15 Temmuz gazisi Vahide Şefkatlioğlu'nun öne çıkan sözleri:
"O gün eşimle beraber alışveriş yapmıştık akşam yemek yedikten sonra evimizi boyamaya başladık. Eşime o gün çay verdim ve uyumaya gittim. O da namaz kıldıktan sonra uyuyacağını söyledi. Telefonum çaldı kardeşim aradı ve darbe olduğunu söyledi. Benim aklıma direkt olarak Suriye geldi orada yaşananlar geldi. Vatan elden gidiyor diye eşimin yanına koştum. Eşim hemen televizyonu açtı ve bende o sırada 25 yaşında olan oğlumun yanına geçtim.

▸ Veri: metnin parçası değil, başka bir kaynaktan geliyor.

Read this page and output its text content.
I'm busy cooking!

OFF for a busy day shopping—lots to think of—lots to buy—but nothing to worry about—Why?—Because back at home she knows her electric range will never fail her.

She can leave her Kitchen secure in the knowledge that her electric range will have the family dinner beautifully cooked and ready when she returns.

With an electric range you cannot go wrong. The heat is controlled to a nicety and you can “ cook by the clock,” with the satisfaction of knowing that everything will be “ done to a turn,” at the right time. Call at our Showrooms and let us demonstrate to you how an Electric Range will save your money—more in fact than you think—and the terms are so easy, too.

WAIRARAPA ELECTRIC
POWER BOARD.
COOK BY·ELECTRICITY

"MİLLETİN SİLAHINI MİLLETE DOĞRULTTULAR"
Ben üstümü giydim dışarı çıkmak için eşim benim çıkmamı istemedi oğlumla beraber gideceğini söyledi ama ben de onlarla beraber gittim. O zaman 9 ve 16 yaşında olan kızlarımı evde bırakıp eşim ben ve oğlum dışarı çıktık. Ben bir darbe görmedim. Suriye'de gibi bir şey oluyor sandım ancak durum öyle değilmiş. Bizim vergilerimizle alınan silahları hainler bize doğrultmuşlar. Onlar hiçbir zaman Türk askeri olmamış ve olmadılar. Onlar bu vatanı bölmek için taklit yapan bizimle beraber gibi görünüp milletin parasıyla alınan tankları milletin üstüne sürenler.

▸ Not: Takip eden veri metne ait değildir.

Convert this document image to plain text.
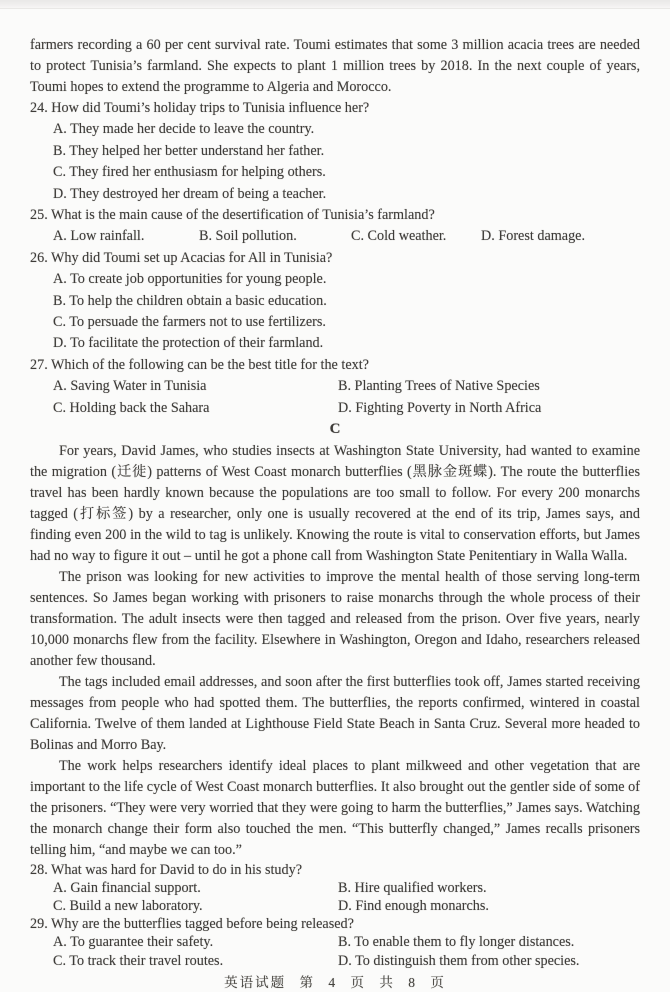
farmers recording a 60 per cent survival rate. Toumi estimates that some 3 million acacia trees are needed to protect Tunisia’s farmland. She expects to plant 1 million trees by 2018. In the next couple of years, Toumi hopes to extend the programme to Algeria and Morocco.

24. How did Toumi’s holiday trips to Tunisia influence her?
A. They made her decide to leave the country.
B. They helped her better understand her father.
C. They fired her enthusiasm for helping others.
D. They destroyed her dream of being a teacher.
25. What is the main cause of the desertification of Tunisia’s farmland?
A. Low rainfall.	B. Soil pollution.	C. Cold weather.	D. Forest damage.
26. Why did Toumi set up Acacias for All in Tunisia?
A. To create job opportunities for young people.
B. To help the children obtain a basic education.
C. To persuade the farmers not to use fertilizers.
D. To facilitate the protection of their farmland.
27. Which of the following can be the best title for the text?
A. Saving Water in Tunisia	B. Planting Trees of Native Species
C. Holding back the Sahara	D. Fighting Poverty in North Africa
C

For years, David James, who studies insects at Washington State University, had wanted to examine the migration (迁徙) patterns of West Coast monarch butterflies (黑脉金斑蝶). The route the butterflies travel has been hardly known because the populations are too small to follow. For every 200 monarchs tagged (打标签) by a researcher, only one is usually recovered at the end of its trip, James says, and finding even 200 in the wild to tag is unlikely. Knowing the route is vital to conservation efforts, but James had no way to figure it out – until he got a phone call from Washington State Penitentiary in Walla Walla.

The prison was looking for new activities to improve the mental health of those serving long-term sentences. So James began working with prisoners to raise monarchs through the whole process of their transformation. The adult insects were then tagged and released from the prison. Over five years, nearly 10,000 monarchs flew from the facility. Elsewhere in Washington, Oregon and Idaho, researchers released another few thousand.

The tags included email addresses, and soon after the first butterflies took off, James started receiving messages from people who had spotted them. The butterflies, the reports confirmed, wintered in coastal California. Twelve of them landed at Lighthouse Field State Beach in Santa Cruz. Several more headed to Bolinas and Morro Bay.

The work helps researchers identify ideal places to plant milkweed and other vegetation that are important to the life cycle of West Coast monarch butterflies. It also brought out the gentler side of some of the prisoners. “They were very worried that they were going to harm the butterflies,” James says. Watching the monarch change their form also touched the men. “This butterfly changed,” James recalls prisoners telling him, “and maybe we can too.”

28. What was hard for David to do in his study?
A. Gain financial support.	B. Hire qualified workers.
C. Build a new laboratory.	D. Find enough monarchs.
29. Why are the butterflies tagged before being released?
A. To guarantee their safety.	B. To enable them to fly longer distances.
C. To track their travel routes.	D. To distinguish them from other species.
英语试题 第 4 页 共 8 页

"BU BAYRAĞI BU EZANI KORUYAN GENÇLERİMİZ VAR"
Biz aile olarak sokağa çıktığımızda insanlar daha sokağa yavaş yavaş çıkıyordu. Atışalanı'nda Emniyet Müdürlüğüne saldırıldığını duyduk ve oraya doğru gittik. Elimizde bayrak kalbimizde iman vardı. Ben çok cesaretli bir insan değilim o gün Allah'ın verdiği cesaretle güçle bu vatanı kanımızın son damlasına kadar korumak için çıktık. Atışalanı'na gittiğimiz zaman insanlar akın akın çıkmaya başladı. Gençleri sokakta görünce devletin arkasında böyle gençlerin olmasındaN çok gurur duydum. Bu bayrağı bu ezanı koruyan gençlerimiz var.

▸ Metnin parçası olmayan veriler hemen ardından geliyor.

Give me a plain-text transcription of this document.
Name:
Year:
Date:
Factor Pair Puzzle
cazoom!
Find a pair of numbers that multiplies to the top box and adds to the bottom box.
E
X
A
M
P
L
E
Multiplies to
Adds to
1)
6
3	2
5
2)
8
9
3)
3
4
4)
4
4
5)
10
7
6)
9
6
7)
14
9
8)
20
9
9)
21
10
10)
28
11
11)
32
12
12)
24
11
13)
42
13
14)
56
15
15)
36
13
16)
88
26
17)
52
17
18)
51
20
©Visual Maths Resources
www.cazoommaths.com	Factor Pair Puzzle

"ONLAR İNSAN DEĞİL AMERİKA'NIN UŞAKLARI"
Orayı polis ekipleri koruma altına almıştı. Biz de Cumhurbaşkanı Erdoğan'ı karşılamak için Atatürk Havalimanı'na doğru yola koyulduk ve otobana çıktık. 15-20 dakika yürüdük insanlar akın akın oraya gidiyordu. O sırada tanklar insanların üzerinden geçmeye başladı. O tankı kullananların ben insan olduğuna inanmıyorum çünkü oradaki masum insanların üzerine tankı sürmek için canavar olmak gerekir. Hayvan bile demek istiyorum hayvanlara hakaret olur. Onlar insan değil Amerika'nın uşakları. Biz 15 dakika daha yürüdük ve silah sesleri gelmeye başladı. Eşim o sırada bariyerlerdeN atlamamızı söyledi. Ben alttan geçtim eşim ayağını bariyerin üzerine koydu ve tank o sırada üzerimizden geçti.
"EN GÜZEL HEDİYESİ ŞEHİTLİK OLDU"
Beni hastaneye kaldırdılar eşimin şehit olduğunu sonra öğrendim. 1 yıl hastanede kaldım. 2,5 ay kadar yoğun bakımda kaldım 1,5 ay sonra eşimin vefat ettiğini öğrendim. Ben o zaman ilk gözlerimiz açtığımda vatanımızı sormuşum. O gecenin sabahı oğlumun doğum günüydü. Eşimin oğluma verdiği en güzel hediye şehitlik mertebesidir."